In 1838, being then master of the Andromache, Peacock surveyed and buoyed the harbours of Charlotte-town and Three-rivers in Prince Edward Island. In 1840 he applied to be appointed to the Blenheim, then going to China; his application was refused, and, being offered the command of the steamers of the newly constituted Pacific Steam Navigation Company, he resigned his warrant in the navy. He superintended the building and equipment of the steamers, and himself commanded the first that went out, which he took through the Strait of Magellan. For the next five years he acted as the company's marine superintendent, and claimed to have during this time laid down buoys, erected beacons, built a lighthouse, surveyed harbours, opened and worked coal-mines, discovered new guano-beds, suggested railways, and brought the first regular mails from Valparaiso to Panama. In 1846 he returned to England, and seems to have been busy for the next two years in carrying out experiments with an anti-fouling composition for the bottoms of iron ships, for the manufacture of which he started a company in 1848, under the style of Peacock & Buchan. In 1848 he accepted an appointment as dockmaster at Southampton, the title of which office was afterwards changed to superintendent of the docks. He held this till 1858, when he retired to Starcross, and carried on business there as a shipowner.
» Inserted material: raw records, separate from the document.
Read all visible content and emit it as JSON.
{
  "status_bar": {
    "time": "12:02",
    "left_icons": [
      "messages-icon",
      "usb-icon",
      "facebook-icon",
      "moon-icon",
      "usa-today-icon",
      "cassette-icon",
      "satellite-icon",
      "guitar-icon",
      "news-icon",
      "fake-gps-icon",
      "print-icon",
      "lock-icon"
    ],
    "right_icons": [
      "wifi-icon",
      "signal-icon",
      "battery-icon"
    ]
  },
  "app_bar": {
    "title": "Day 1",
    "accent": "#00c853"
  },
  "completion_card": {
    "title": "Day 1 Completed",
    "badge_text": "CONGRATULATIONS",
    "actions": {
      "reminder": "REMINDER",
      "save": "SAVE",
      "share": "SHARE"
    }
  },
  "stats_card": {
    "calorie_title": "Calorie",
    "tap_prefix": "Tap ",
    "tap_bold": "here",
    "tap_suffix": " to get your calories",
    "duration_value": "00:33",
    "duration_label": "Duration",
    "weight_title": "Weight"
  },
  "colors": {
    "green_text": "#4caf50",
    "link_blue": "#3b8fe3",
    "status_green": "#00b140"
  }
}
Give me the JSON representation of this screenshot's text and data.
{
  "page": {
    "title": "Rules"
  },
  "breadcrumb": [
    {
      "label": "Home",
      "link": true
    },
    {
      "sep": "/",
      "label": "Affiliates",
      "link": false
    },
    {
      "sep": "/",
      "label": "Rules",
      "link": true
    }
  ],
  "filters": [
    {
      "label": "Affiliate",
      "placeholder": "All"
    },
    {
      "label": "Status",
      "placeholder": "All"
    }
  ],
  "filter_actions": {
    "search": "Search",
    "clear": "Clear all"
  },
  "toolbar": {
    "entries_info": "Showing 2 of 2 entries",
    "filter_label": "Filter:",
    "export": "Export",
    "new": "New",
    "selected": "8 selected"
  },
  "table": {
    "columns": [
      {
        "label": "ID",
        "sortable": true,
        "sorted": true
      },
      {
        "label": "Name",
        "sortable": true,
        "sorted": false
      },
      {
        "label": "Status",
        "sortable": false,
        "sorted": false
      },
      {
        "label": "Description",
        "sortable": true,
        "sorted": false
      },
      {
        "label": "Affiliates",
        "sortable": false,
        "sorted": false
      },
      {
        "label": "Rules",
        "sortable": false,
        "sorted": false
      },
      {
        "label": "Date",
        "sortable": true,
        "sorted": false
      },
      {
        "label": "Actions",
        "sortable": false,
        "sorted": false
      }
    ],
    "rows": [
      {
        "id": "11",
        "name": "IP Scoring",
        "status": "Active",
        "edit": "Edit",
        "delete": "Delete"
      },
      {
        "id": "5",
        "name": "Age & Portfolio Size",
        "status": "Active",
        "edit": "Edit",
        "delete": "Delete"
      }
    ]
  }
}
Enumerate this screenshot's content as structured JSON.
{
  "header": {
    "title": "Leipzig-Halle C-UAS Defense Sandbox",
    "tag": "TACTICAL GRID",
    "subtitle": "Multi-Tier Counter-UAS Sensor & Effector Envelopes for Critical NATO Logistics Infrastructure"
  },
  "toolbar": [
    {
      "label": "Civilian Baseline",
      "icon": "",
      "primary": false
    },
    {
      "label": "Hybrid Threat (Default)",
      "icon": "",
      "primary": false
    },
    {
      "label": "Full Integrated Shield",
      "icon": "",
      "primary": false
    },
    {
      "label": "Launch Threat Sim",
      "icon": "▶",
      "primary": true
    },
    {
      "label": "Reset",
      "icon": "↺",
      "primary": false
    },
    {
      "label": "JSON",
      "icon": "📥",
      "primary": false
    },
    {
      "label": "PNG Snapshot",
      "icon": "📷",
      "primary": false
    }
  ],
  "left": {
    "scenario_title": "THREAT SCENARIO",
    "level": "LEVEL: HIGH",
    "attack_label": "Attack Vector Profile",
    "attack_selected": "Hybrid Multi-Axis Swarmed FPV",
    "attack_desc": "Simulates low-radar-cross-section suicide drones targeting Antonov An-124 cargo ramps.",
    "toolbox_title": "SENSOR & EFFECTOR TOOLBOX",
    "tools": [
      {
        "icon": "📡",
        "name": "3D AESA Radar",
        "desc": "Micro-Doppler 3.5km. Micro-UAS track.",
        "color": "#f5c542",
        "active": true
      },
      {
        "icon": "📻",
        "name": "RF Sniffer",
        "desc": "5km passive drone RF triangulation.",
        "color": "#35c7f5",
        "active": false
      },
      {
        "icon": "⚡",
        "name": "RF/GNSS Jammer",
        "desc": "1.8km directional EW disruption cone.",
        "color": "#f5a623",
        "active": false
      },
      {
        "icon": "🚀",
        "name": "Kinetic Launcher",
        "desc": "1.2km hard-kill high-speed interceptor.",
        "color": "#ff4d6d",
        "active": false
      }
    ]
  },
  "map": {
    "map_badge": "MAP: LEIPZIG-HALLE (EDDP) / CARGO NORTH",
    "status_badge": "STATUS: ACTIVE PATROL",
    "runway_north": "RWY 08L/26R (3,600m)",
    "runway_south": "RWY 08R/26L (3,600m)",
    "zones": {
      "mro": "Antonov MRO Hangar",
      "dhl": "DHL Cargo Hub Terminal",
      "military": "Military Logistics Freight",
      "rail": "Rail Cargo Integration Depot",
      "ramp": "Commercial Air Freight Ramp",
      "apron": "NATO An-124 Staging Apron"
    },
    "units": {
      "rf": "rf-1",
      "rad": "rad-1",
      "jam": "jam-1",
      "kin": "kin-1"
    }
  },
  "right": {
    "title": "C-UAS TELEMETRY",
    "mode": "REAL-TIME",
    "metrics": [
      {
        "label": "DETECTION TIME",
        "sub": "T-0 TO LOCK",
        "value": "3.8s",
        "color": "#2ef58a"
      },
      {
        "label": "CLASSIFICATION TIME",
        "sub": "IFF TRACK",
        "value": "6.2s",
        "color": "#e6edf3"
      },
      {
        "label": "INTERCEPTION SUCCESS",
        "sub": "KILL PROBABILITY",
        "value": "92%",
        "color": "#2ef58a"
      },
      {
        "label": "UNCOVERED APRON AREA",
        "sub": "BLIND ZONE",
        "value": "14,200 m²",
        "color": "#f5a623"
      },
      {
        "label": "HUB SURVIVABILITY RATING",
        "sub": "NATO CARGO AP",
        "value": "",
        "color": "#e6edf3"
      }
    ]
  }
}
In 1859 he vainly memorialised the admiralty with a view to having his name reinstated on the list of masters. He printed the memorial, letters, and certificates, under the title of ‘Official Correspondence.’ In 1860 he commanded an unsuccessful expedition, under the patronage of Napoleon III, for the discovery of ‘nitrates’ in the Sahara, the idea being, apparently, that they were the natural concomitants of sandy desert. In 1873 he took out a patent for chain cables of a specified pattern, in connection with which he published ‘A Treatise on Ships' Cables, with the History of Chains, their Use and Abuse’ (cr. 8vo). He wrote many other pamphlets, among which may be named ‘The Resources of Peru …’ (cr. 8vo, 1874), which ran through four editions within six months; ‘On the Supply of Nitrate of Soda and Guano from Peru, with the History of their first Introduction into this Country’ (cr. 8vo, 1878); ‘Notes on the Isthmus of Panama and Darien;’ ‘The Guinea, or Gold Coast of Africa, the veritable Ophir of Scripture.’ He died on 6 June 1883, in the house of his son-in-law, Henry Cookson of Liverpool, and was buried at Starcross.